Por sus usos industriales, espirituales, medicinales, alimentarios y recreacionales, la historia del Cáñamo es indisociable de la historia de las grandes civilizaciones y culturas de la  Humanidad.

Se cree que el Cáñamo es originario de Asia Central abarcando extensos terrenos que iban desde Anatolia y el Mar Caspio hasta planicies del Tíbet. Por su enorme valor hizo que el cultivo de esta planta se extendiese rápidamente entre los pueblos  de Asia, Europa y África.

La arqueología y evidencias lingüísticas atestiguan sobre el cultivo y uso del Cáñamo en las culturas antiguas: en Sumeria, Egipto, China, India, Persia, Fenicia, Grecia, o Roma.

Restos arqueológicos sugieren que ya en el paleolítico, (120,000 AC) se usaba el Cáñamo en ceremonias rituales. Existen pruebas materiales que apuntan al uso del Cáñamo en Europa como fuente de fibra por lo menos ya en el 27,000 AC.

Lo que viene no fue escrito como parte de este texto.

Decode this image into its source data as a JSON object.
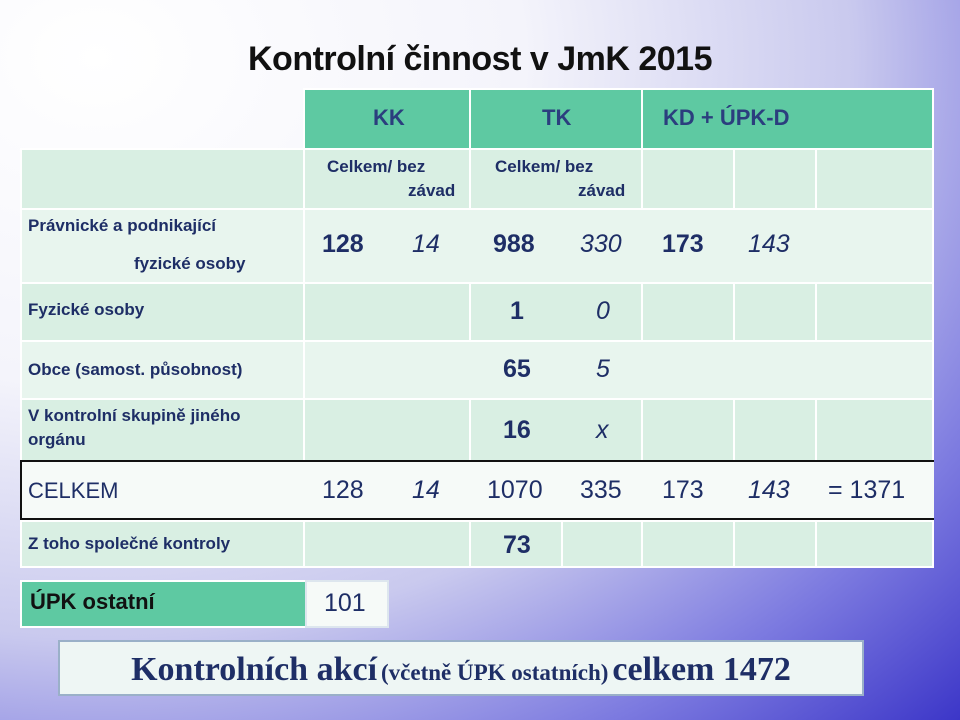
{
  "title": "Kontrolní činnost v JmK 2015",
  "columns": {
    "kk": "KK",
    "tk": "TK",
    "kd": "KD + ÚPK-D",
    "sub_line1": "Celkem/ bez",
    "sub_line2": "závad"
  },
  "rows": {
    "pravnicke_line1": "Právnické a podnikající",
    "pravnicke_line2": "fyzické osoby",
    "pravnicke_values": [
      "128",
      "14",
      "988",
      "330",
      "173",
      "143"
    ],
    "fyzicke": "Fyzické osoby",
    "fyzicke_values": [
      "1",
      "0"
    ],
    "obce": "Obce (samost. působnost)",
    "obce_values": [
      "65",
      "5"
    ],
    "skupina_line1": "V kontrolní skupině jiného",
    "skupina_line2": "orgánu",
    "skupina_values": [
      "16",
      "x"
    ],
    "celkem": "CELKEM",
    "celkem_values": [
      "128",
      "14",
      "1070",
      "335",
      "173",
      "143"
    ],
    "celkem_total": "= 1371",
    "spolecne": "Z toho společné kontroly",
    "spolecne_value": "73",
    "upk": "ÚPK ostatní",
    "upk_value": "101"
  },
  "footer": {
    "part1": "Kontrolních akcí",
    "part2": "(včetně ÚPK ostatních)",
    "part3": "celkem 1472"
  }
}
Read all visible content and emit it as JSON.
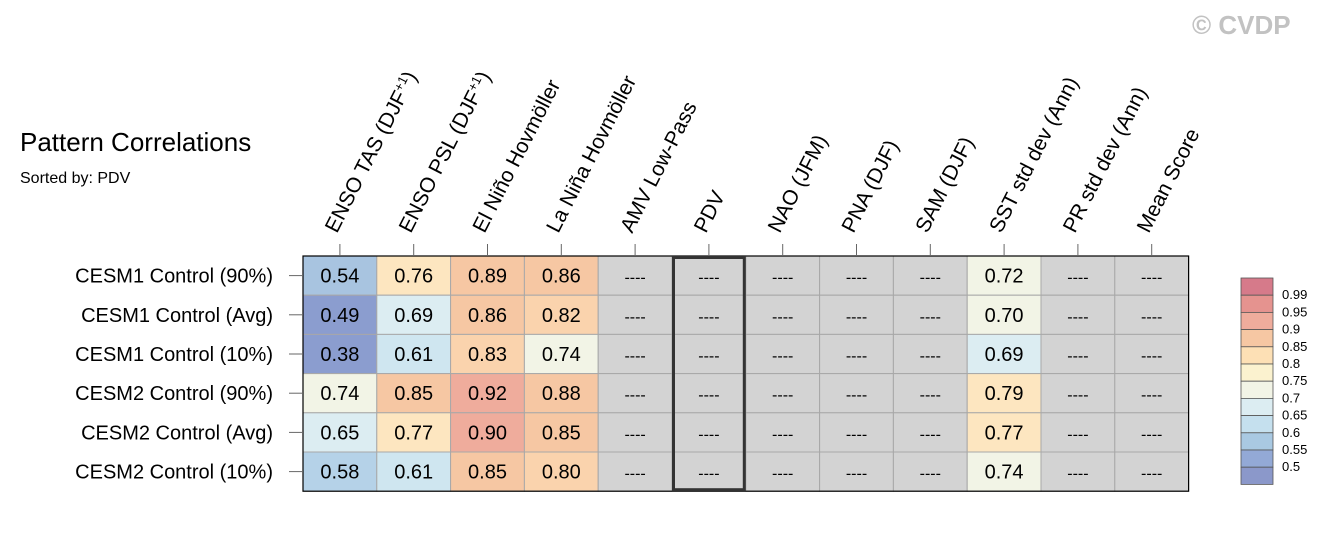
{
  "title": "Pattern Correlations",
  "subtitle": "Sorted by: PDV",
  "watermark": "© CVDP",
  "chart_data": {
    "type": "heatmap",
    "columns": [
      {
        "base": "ENSO TAS (DJF",
        "sup": "+1",
        "tail": ")"
      },
      {
        "base": "ENSO PSL (DJF",
        "sup": "+1",
        "tail": ")"
      },
      {
        "base": "El Niño Hovmöller",
        "sup": "",
        "tail": ""
      },
      {
        "base": "La Niña Hovmöller",
        "sup": "",
        "tail": ""
      },
      {
        "base": "AMV Low-Pass",
        "sup": "",
        "tail": ""
      },
      {
        "base": "PDV",
        "sup": "",
        "tail": ""
      },
      {
        "base": "NAO (JFM)",
        "sup": "",
        "tail": ""
      },
      {
        "base": "PNA (DJF)",
        "sup": "",
        "tail": ""
      },
      {
        "base": "SAM (DJF)",
        "sup": "",
        "tail": ""
      },
      {
        "base": "SST std dev (Ann)",
        "sup": "",
        "tail": ""
      },
      {
        "base": "PR std dev (Ann)",
        "sup": "",
        "tail": ""
      },
      {
        "base": "Mean Score",
        "sup": "",
        "tail": ""
      }
    ],
    "rows": [
      "CESM1 Control (90%)",
      "CESM1 Control (Avg)",
      "CESM1 Control (10%)",
      "CESM2 Control (90%)",
      "CESM2 Control (Avg)",
      "CESM2 Control (10%)"
    ],
    "values": [
      [
        "0.54",
        "0.76",
        "0.89",
        "0.86",
        "----",
        "----",
        "----",
        "----",
        "----",
        "0.72",
        "----",
        "----"
      ],
      [
        "0.49",
        "0.69",
        "0.86",
        "0.82",
        "----",
        "----",
        "----",
        "----",
        "----",
        "0.70",
        "----",
        "----"
      ],
      [
        "0.38",
        "0.61",
        "0.83",
        "0.74",
        "----",
        "----",
        "----",
        "----",
        "----",
        "0.69",
        "----",
        "----"
      ],
      [
        "0.74",
        "0.85",
        "0.92",
        "0.88",
        "----",
        "----",
        "----",
        "----",
        "----",
        "0.79",
        "----",
        "----"
      ],
      [
        "0.65",
        "0.77",
        "0.90",
        "0.85",
        "----",
        "----",
        "----",
        "----",
        "----",
        "0.77",
        "----",
        "----"
      ],
      [
        "0.58",
        "0.61",
        "0.85",
        "0.80",
        "----",
        "----",
        "----",
        "----",
        "----",
        "0.74",
        "----",
        "----"
      ]
    ],
    "highlighted_column": "PDV",
    "missing_color": "#d3d3d3",
    "colorbar": {
      "labels": [
        "0.99",
        "0.95",
        "0.9",
        "0.85",
        "0.8",
        "0.75",
        "0.7",
        "0.65",
        "0.6",
        "0.55",
        "0.5"
      ],
      "colors": [
        "#d67a8a",
        "#e5938f",
        "#efac9c",
        "#f6c7a3",
        "#fde0b5",
        "#fbf2cf",
        "#f2f4e6",
        "#dcedf2",
        "#c5e0ee",
        "#a9c9e2",
        "#93a9d6",
        "#8b98ca"
      ]
    },
    "value_bins": [
      {
        "min": 0.99,
        "color": "#d67a8a"
      },
      {
        "min": 0.95,
        "color": "#e5938f"
      },
      {
        "min": 0.9,
        "color": "#efac9c"
      },
      {
        "min": 0.85,
        "color": "#f6c7a3"
      },
      {
        "min": 0.8,
        "color": "#fad3ad"
      },
      {
        "min": 0.75,
        "color": "#fde6c0"
      },
      {
        "min": 0.7,
        "color": "#f2f4e6"
      },
      {
        "min": 0.65,
        "color": "#dcedf2"
      },
      {
        "min": 0.6,
        "color": "#cfe6f0"
      },
      {
        "min": 0.55,
        "color": "#b5d2e8"
      },
      {
        "min": 0.5,
        "color": "#a8c4e0"
      },
      {
        "min": 0.0,
        "color": "#8b9dcf"
      }
    ]
  }
}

En la Edad Media el Cáñamo también fue un cultivo fundamental en todo el Mundo. En Europa su uso médicinal fue de alguna manera despreciado, manteniendo únicamente sus usos industriales. Mucho tuvo que ver en esto la postura de la Iglesia y en concreto la bula del papa Innocencio VIII “El Martillo de las Brujas” que clasificó al Cánnabis como “un sacramento impío» y cuyo uso tendría como pena la excomunión.

En el resto del Mundo conocdio la tradición milenaria del uso integral de la planta del Cáñamo se mantuvo vigente, y en la era de los descubrimientos europeos de ultramar, los navegantes y aventureros se re-encontraron con esta planta y la re-introdujeron en la farmacopea europea.

En el continente americano, el Cáñamo fue introducido inicialmente por los navegantes y exploradores españoles y portugueses que lo cultivaron para la obtención de fibras. Más tarde, la importación de esclavos africanos, conocedores de las propiedades psicoactivas de las flores, extendió el uso del Cáñamo como tónico espiritual y medicinal.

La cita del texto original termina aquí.